The Appellate Division, Fourth Department, reached a similar conclusion in Collins v State of New York (69 AD3d 46 [2009]). In that case, the Court addressed the merit of a proposed claim in an appeal arising from the denial of an application for late claim relief. The Court held that movant's confinement was privileged in that in imposing a term of PRS the Division of Parole was acting in excess of its jurisdiction and not in the complete absence thereof, citing, inter alia, Matter of Garner (supra).

Claimant does not allege or contend that the parole warrant which authorized his arrest and detention was invalid or that the Division of Parole lacked jurisdiction to issue it. Here, as in both Nazario and Collins, the administrative imposition of PRS was performed in excess of jurisdiction, not in the complete absence of jurisdiction. Thus, claimant's confinement pursuant to a parole warrant was privileged.

Nor does the fact that the sentencing Court retained the discretionary authority to impose a shorter period of PRS require a different result.

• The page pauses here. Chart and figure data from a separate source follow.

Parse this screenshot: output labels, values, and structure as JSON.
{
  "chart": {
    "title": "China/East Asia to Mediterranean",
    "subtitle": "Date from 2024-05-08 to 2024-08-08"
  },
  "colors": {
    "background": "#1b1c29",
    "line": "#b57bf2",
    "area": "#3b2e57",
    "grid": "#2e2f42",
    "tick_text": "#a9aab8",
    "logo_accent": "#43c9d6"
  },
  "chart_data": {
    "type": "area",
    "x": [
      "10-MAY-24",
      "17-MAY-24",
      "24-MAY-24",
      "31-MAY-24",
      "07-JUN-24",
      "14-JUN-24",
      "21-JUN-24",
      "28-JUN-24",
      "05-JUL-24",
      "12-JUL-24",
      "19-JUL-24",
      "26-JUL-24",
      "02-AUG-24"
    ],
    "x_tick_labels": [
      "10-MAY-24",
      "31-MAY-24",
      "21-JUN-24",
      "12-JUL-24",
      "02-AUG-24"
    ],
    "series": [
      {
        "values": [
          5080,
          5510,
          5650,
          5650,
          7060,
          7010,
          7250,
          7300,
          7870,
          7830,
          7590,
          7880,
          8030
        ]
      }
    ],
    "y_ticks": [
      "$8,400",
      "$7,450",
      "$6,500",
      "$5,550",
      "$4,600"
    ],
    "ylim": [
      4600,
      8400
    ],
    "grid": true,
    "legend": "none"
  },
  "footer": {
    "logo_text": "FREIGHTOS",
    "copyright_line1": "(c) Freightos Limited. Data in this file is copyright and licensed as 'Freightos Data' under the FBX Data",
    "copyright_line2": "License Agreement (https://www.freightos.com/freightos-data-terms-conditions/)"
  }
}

At the time claimant was sentenced, Penal Law 70.45 (former [2]) stated that "[t]he period of post-release supervision for a determinate sentence shall be five years . . . provided, however, that when a determinate sentence is imposed pursuant to section 70.02 of this article, the court, at the time of sentence, may specify a shorter period of post-release supervision of not less than two and one-half years upon a conviction for a class B or class C violent felony offense . . ." In Donald v State of New York (73 AD3d 1465, 1466-67 [2010]) the Appellate Division, Fourth Department, held with respect to analogous provisions of Penal Law 70.45 (former [2]) applicable to class D violent felony convictions, that at the time of claimant's sentencing the maximum period of PRS "was imposed automatically if the court was silent with respect to postrelease supervision".

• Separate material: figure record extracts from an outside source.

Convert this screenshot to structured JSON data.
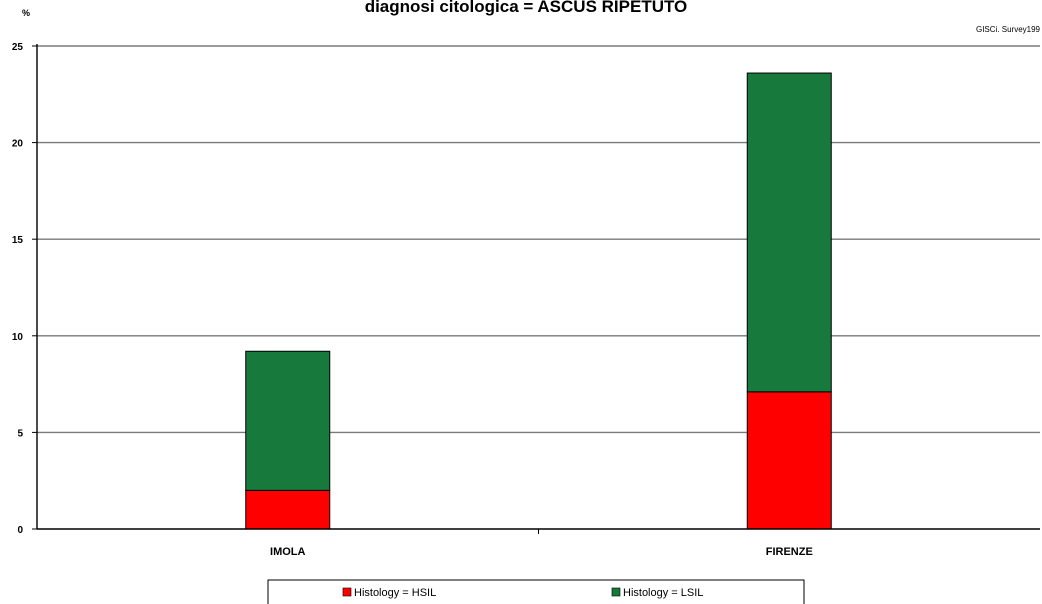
{
  "chart_data": {
    "type": "bar",
    "stacked": true,
    "title": "diagnosi citologica =  ASCUS RIPETUTO",
    "source_note": "GISCi.   Survey199",
    "ylabel": "%",
    "xlabel": "",
    "ylim": [
      0,
      25
    ],
    "yticks": [
      0,
      5,
      10,
      15,
      20,
      25
    ],
    "grid": true,
    "legend_position": "bottom",
    "categories": [
      "IMOLA",
      "FIRENZE"
    ],
    "series": [
      {
        "name": "Histology = HSIL",
        "color": "#ff0000",
        "values": [
          2.0,
          7.1
        ]
      },
      {
        "name": "Histology = LSIL",
        "color": "#177a3c",
        "values": [
          7.2,
          16.5
        ]
      }
    ]
  }
}
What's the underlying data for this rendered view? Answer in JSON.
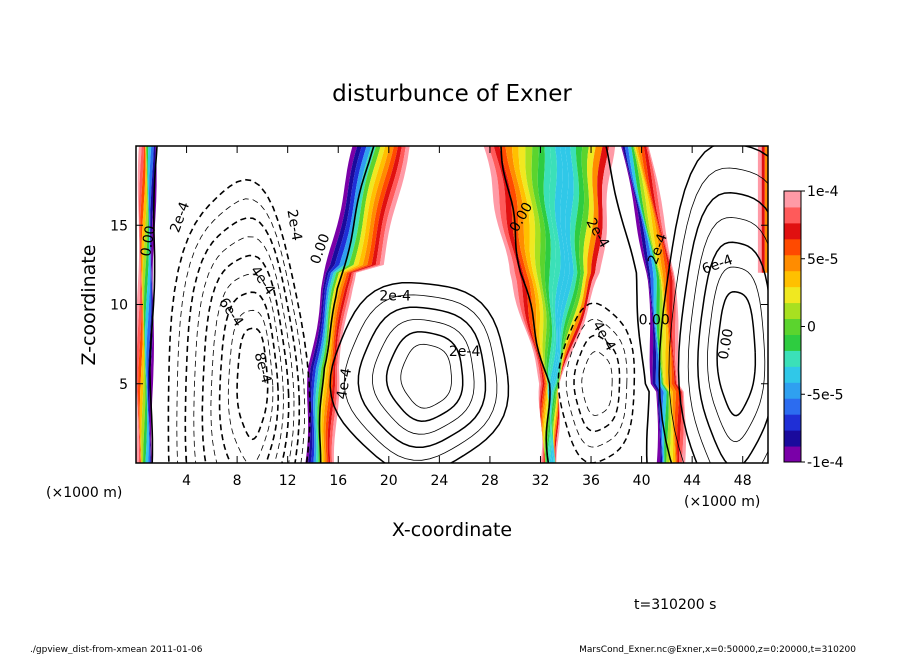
{
  "chart_data": {
    "type": "heatmap",
    "title": "disturbunce of Exner",
    "xlabel": "X-coordinate",
    "ylabel": "Z-coordinate",
    "x_unit": "(×1000 m)",
    "y_unit": "(×1000 m)",
    "xlim": [
      0,
      50
    ],
    "ylim": [
      0,
      20
    ],
    "x_ticks": [
      "4",
      "8",
      "12",
      "16",
      "20",
      "24",
      "28",
      "32",
      "36",
      "40",
      "44",
      "48"
    ],
    "x_tick_values": [
      4,
      8,
      12,
      16,
      20,
      24,
      28,
      32,
      36,
      40,
      44,
      48
    ],
    "y_ticks": [
      "5",
      "10",
      "15"
    ],
    "y_tick_values": [
      5,
      10,
      15
    ],
    "colorbar": {
      "range": [
        -0.0001,
        0.0001
      ],
      "labels": [
        "1e-4",
        "5e-5",
        "0",
        "-5e-5",
        "-1e-4"
      ],
      "label_values": [
        0.0001,
        5e-05,
        0,
        -5e-05,
        -0.0001
      ],
      "colors": [
        "#7a00a8",
        "#1a0a9c",
        "#1f2fd6",
        "#2c6cf0",
        "#2fa0f0",
        "#30c8e8",
        "#3be0b8",
        "#2ecc40",
        "#5bd42e",
        "#a8e020",
        "#f0e820",
        "#ffc000",
        "#ff8c00",
        "#ff4a00",
        "#e01010",
        "#ff5a5a",
        "#ff9aa6"
      ]
    },
    "contour_labels": [
      "0.00",
      "2e-4",
      "2e-4",
      "4e-4",
      "6e-4",
      "8e-4",
      "2e-4",
      "4e-4",
      "0.00",
      "0.00",
      "2e-4",
      "2e-4",
      "4e-4",
      "6e-4",
      "0.00",
      "0.00",
      "2e-4"
    ],
    "time_label": "t=310200 s"
  },
  "footer": {
    "left": "./gpview_dist-from-xmean  2011-01-06",
    "right": "MarsCond_Exner.nc@Exner,x=0:50000,z=0:20000,t=310200"
  }
}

Here, as in Donald, the imposition of a five-year period of PRS was automatically imposed where the sentencing court was silent with respect to a shorter term. Accordingly, the administrative imposition of PRS in this case was no less privileged than the imposition of the mandatory PRS terms at issue in Collins and Nazario.

Based on the foregoing, defendant's motion for summary judgment is granted and the claim is dismissed.

October 25, 2010

Saratoga Springs, New York


Judge of the Court of Claims

The Court considered the following papers:

  1. Notice of motion dated March 26, 2010;
  2. Affirmation of Michael T. Krenrich dated March 26, 2010 with exhibits;
  3. Memorandum of law of David P. Feldman, undated and unfiled, received in chambers on August 12, 2010.

1. The Judgment was later amended to correct the spelling of the claimant's name and DIN number (Exhibits I and J).